# Mapmaking Discussion & Philosophy (WIP/Critique) > General and Miscellaneous Mapping >  Hostile Terrain Map Set

## Gamerprinter

So the past few days, I've started working on a set of maps for wilderness terrain, that I'm calling the Hostile Terrain Map Set. Though it's intended for use in Starfinder - as finding various kinds of alien planet terrain, but these could be just as useful in a fantasy game, since no visible sci-fi is showing only terrain. My plan is to create 8 different scenes, at 72 x 72 inches to be used in virtual tabletop, though I will slice it into 24 x 24 inch pieces for other VT apps, with the 72 square for Roll20.

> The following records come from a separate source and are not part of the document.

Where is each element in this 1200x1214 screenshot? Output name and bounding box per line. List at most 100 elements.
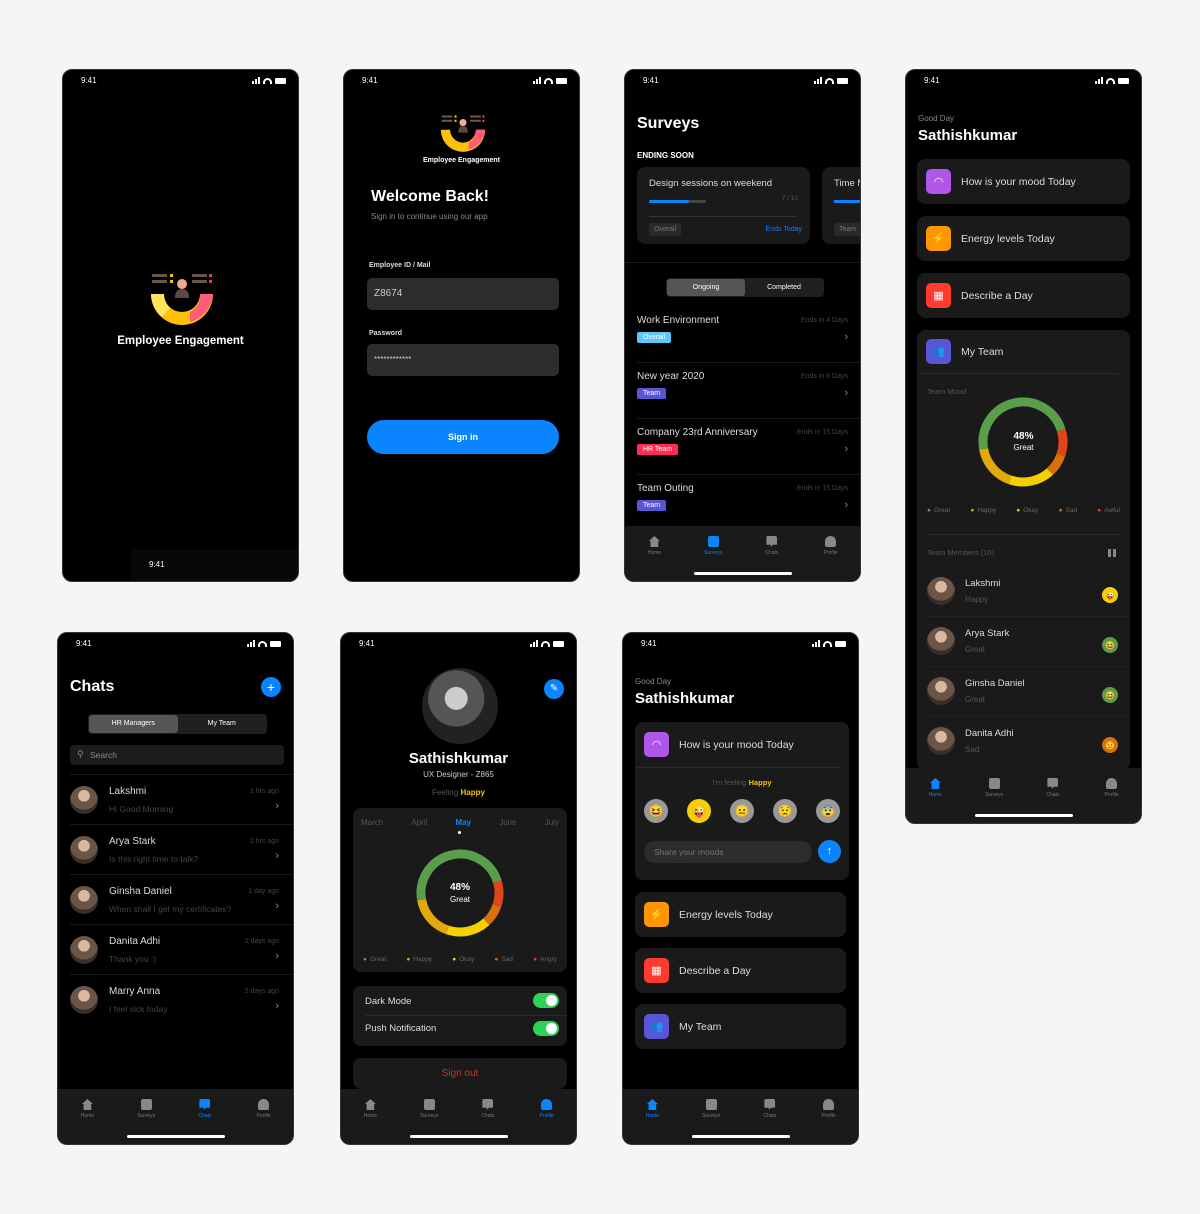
settings-card: Dark Mode Push Notification — [353, 986, 567, 1046]
feeling-value: Happy — [748, 778, 772, 787]
lightning-icon: ⚡ — [644, 902, 669, 927]
tab-profile[interactable]: Profile — [239, 1099, 289, 1144]
employee-id-input[interactable]: Z8674 — [367, 278, 559, 310]
battery-icon — [1118, 77, 1129, 84]
tab-label: Profile — [823, 550, 838, 556]
tab-label: Surveys — [137, 1113, 156, 1119]
avatar — [70, 836, 98, 864]
search-input[interactable]: ⚲ Search — [70, 745, 284, 765]
mood-emoji-icon: 😆 — [1102, 637, 1118, 653]
mood-card[interactable]: ◠ How is your mood Today — [917, 159, 1130, 204]
team-member-item[interactable]: Lakshmi Happy 😜 — [927, 567, 1130, 617]
tab-home[interactable]: Home — [629, 536, 679, 581]
team-member-item[interactable]: Danita Adhi Sad 😟 — [927, 717, 1130, 767]
describe-day-card[interactable]: ▦ Describe a Day — [635, 948, 846, 993]
feeling-text: I'm feeling Happy — [635, 778, 849, 787]
chat-list-item[interactable]: Arya Stark Is this right time to talk? 2… — [70, 824, 293, 874]
tab-my-team[interactable]: My Team — [178, 715, 267, 733]
chat-list-item[interactable]: Ginsha Daniel When shall I get my certif… — [70, 874, 293, 924]
home-indicator — [126, 1135, 225, 1138]
send-button[interactable]: ↑ — [818, 840, 841, 863]
tab-profile[interactable]: Profile — [1087, 778, 1137, 823]
featured-survey-card[interactable]: Time M Team — [822, 167, 860, 244]
energy-card[interactable]: ⚡ Energy levels Today — [635, 892, 846, 937]
home-icon — [81, 1099, 93, 1110]
edit-profile-button[interactable]: ✎ — [544, 679, 564, 699]
survey-list-item[interactable]: Work Environment Ends in 4 Days Overall … — [637, 307, 860, 363]
tab-home[interactable]: Home — [345, 1099, 395, 1144]
tab-profile[interactable]: Profile — [522, 1099, 572, 1144]
tab-profile[interactable]: Profile — [806, 536, 856, 581]
survey-tag: Overall — [637, 332, 672, 343]
calendar-icon: ▦ — [644, 958, 669, 983]
mood-label: Great — [1013, 443, 1034, 452]
status-time: 9:41 — [359, 639, 375, 648]
tab-home[interactable]: Home — [910, 778, 960, 823]
clipboard-icon — [707, 536, 719, 547]
mood-emoji-icon: 😟 — [1102, 737, 1118, 753]
push-notification-toggle[interactable] — [533, 1021, 559, 1036]
month-tab[interactable]: July — [545, 818, 559, 827]
chat-list-item[interactable]: Marry Anna I feel sick today 2 days ago … — [70, 974, 293, 1024]
wifi-icon — [823, 640, 832, 647]
featured-survey-card[interactable]: Design sessions on weekend 7 / 10 Overal… — [637, 167, 810, 244]
signal-icon — [533, 77, 541, 84]
dark-mode-toggle[interactable] — [533, 993, 559, 1008]
happy-emoji-icon[interactable]: 😜 — [687, 799, 711, 823]
month-tab[interactable]: June — [499, 818, 516, 827]
card-label: My Team — [961, 345, 1004, 358]
member-mood: Sad — [965, 745, 980, 754]
month-tab[interactable]: March — [361, 818, 383, 827]
legend-angry: Angry — [533, 956, 557, 963]
chat-message: Hi Good Morning — [109, 804, 174, 814]
sign-out-button[interactable]: Sign out — [353, 1058, 567, 1089]
card-label: My Team — [679, 1020, 722, 1033]
clipboard-icon — [140, 1099, 152, 1110]
tab-home[interactable]: Home — [627, 1099, 677, 1144]
chat-name: Danita Adhi — [109, 936, 161, 947]
gauge-icon: ◠ — [926, 169, 951, 194]
chat-message: When shall I get my certificates? — [109, 904, 232, 914]
card-label: Energy levels Today — [961, 232, 1055, 245]
angry-emoji-icon[interactable]: 😨 — [816, 799, 840, 823]
wifi-icon — [544, 77, 553, 84]
section-title: ENDING SOON — [637, 151, 694, 160]
month-tab[interactable]: April — [411, 818, 427, 827]
wifi-icon — [541, 640, 550, 647]
sign-in-button[interactable]: Sign in — [367, 420, 559, 454]
tab-completed[interactable]: Completed — [745, 279, 823, 296]
describe-day-card[interactable]: ▦ Describe a Day — [917, 273, 1130, 318]
tab-hr-managers[interactable]: HR Managers — [89, 715, 178, 733]
team-member-item[interactable]: Ginsha Daniel Great 😆 — [927, 667, 1130, 717]
chat-list-item[interactable]: Lakshmi Hi Good Morning 1 hrs ago › — [70, 774, 293, 824]
okay-emoji-icon[interactable]: 😐 — [730, 799, 754, 823]
tab-ongoing[interactable]: Ongoing — [667, 279, 745, 296]
team-member-item[interactable]: Arya Stark Great 😆 — [927, 617, 1130, 667]
member-mood: Happy — [965, 595, 989, 604]
my-team-card[interactable]: 👥 My Team — [635, 1004, 846, 1049]
grid-view-icon[interactable] — [1108, 549, 1116, 557]
laughing-emoji-icon[interactable]: 😆 — [644, 799, 668, 823]
profile-role: UX Designer - Z865 — [423, 770, 494, 779]
page-title: Surveys — [637, 115, 700, 132]
energy-card[interactable]: ⚡ Energy levels Today — [917, 216, 1130, 261]
tab-home[interactable]: Home — [62, 1099, 112, 1144]
sad-emoji-icon[interactable]: 😟 — [773, 799, 797, 823]
survey-list-item[interactable]: Team Outing Ends in 15 Days Team › — [637, 475, 860, 531]
survey-title: Team Outing — [637, 483, 694, 494]
legend-okay: Okay — [1016, 507, 1038, 514]
signal-icon — [1095, 77, 1103, 84]
new-chat-button[interactable]: + — [261, 677, 281, 697]
survey-list-item[interactable]: New year 2020 Ends in 6 Days Team › — [637, 363, 860, 419]
donut-slice-okay — [445, 918, 490, 937]
chat-message: Thank you :) — [109, 954, 157, 964]
month-tab-selected[interactable]: May — [456, 818, 472, 827]
share-mood-input[interactable]: Share your moods — [644, 841, 812, 863]
person-icon — [541, 1099, 553, 1110]
chat-list-item[interactable]: Danita Adhi Thank you :) 2 days ago › — [70, 924, 293, 974]
tab-profile[interactable]: Profile — [804, 1099, 854, 1144]
card-label: How is your mood Today — [679, 738, 794, 751]
wifi-icon — [258, 640, 267, 647]
password-input[interactable]: ************ — [367, 344, 559, 376]
survey-list-item[interactable]: Company 23rd Anniversary Ends in 15 Days… — [637, 419, 860, 475]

The first terrain is volcanic, the second is desert wasteland and the third terrain, so far, is glacier and crevasse...

Enjoy!

GP

----------


## Redrobes

Neat ! I like all three for different reasons. That looks like a man made ice bridge there over that crevasse. I think we did a challenge for stuff like this some years back.

----------


## Gamerprinter

Thanks, RedRobes!

I've tried and failed to reach something satisfactory and not overly time-consuming trying to create a 3D swamp terrain. I got the tools to do it, but the huge number of pologons to render for plants is horrendous. So am going to do it vector instead - but I know what I'm doing. The exercise of trying to do it in 3D multiple times has set into my head, how I want it to look like, so it was helpful, if a failure itself.

GP

----------


## DrWho42

excited for the volcanic terrain!  :Very Happy:

----------


## Gamerprinter

Thanks!

I finally got something for swamp in 3D, but I'm trying to decide if I need to tweak this somehow. I preferred muddier water, but it hid the bottom too much, making it look less like water. I painted some pond scum in Xara with a fractal transparency and drop shadow, I made them about 30% transparent to show the shadows they're hiding. I also thought of placing a layer of fog, but that might obscure too much. I tried using Vue Creator's ecosystem texture, but it was too many pologons taking forever to render. Instead, I opted to load individual 3D trees, and for whaever reason, it rendered a lot faster. Still taking about 4 hour+, but if I needed to tweak it, it's not out of bounds to do that and render again. Anyway, swamp Hostile Terrain - test one... enjoy!

GP

----------


## Gamerprinter

A surprising terrain. I opened the Swamp file, changed the texture of the ground from plants to wet, rough rocks which added a displacement which changed the geometry to add the rock structure, while I still had the water level in it. I duplicated the ground, and replaced the texture with marine plants and anemones, and got this... I'm calling it both Unseen Shoals and the Low Tide Island, meaning, at low tide, this is exposed, but at high tide, the highest point is 4 feet underwater making this truly Hostile Terrain. At high tide these shark infested waters make anything on these shoals easy prey, but even at low tide high seas crash against the rocks with brutality as well as anything on them... enjoy!

GP

----------


## Gamerprinter

Since I plan to promote this as Starfinder along with other game systems, I figured I'd need one or two alien enviroments as Hostile Terrains, and this is the first one: Alien Oasis - the purple and gray soil is alien, the rocks are alien, the plants are alien, even the "water" in the pool is something other than water; it's all alien... enjoy!

GP

----------


## Chashio

Nice alien plant designs!

----------


## Gamerprinter

Thanks, Chashio!

Here's another "alien-esque" terrain map, though it could be terran too. This is my version of a deep sea smoker - a hot spot emitting sulferous energy from volcanic tunnels beneath, escaping into the atmosphere above it. You could use this as bottom of the sea, but I'd consider this an alien planet with a heavy barometric pressure surface requiring a vaccuum suit to breath. Anyway, the deep sea smoker... enjoy!

GP

----------


## Gamerprinter

Who doesn't need a Crystal Cave? While not technically a Hostile Terrain, one could argue that the crystals contained emit light and radiation. Perhaps they are magical crystal for a Starfinder or fantasy game. Perhaps it's something like dilithium crystals or maybe crystalized dark matter usable for some impossible energy source or for singularity engines. Anyway, I thought this might be a good fit in the exotic maps of this set... enjoy!

GP

----------


## Ilanthar

Nice set, GP  :Smile: ! I particularly like the swamp one.

----------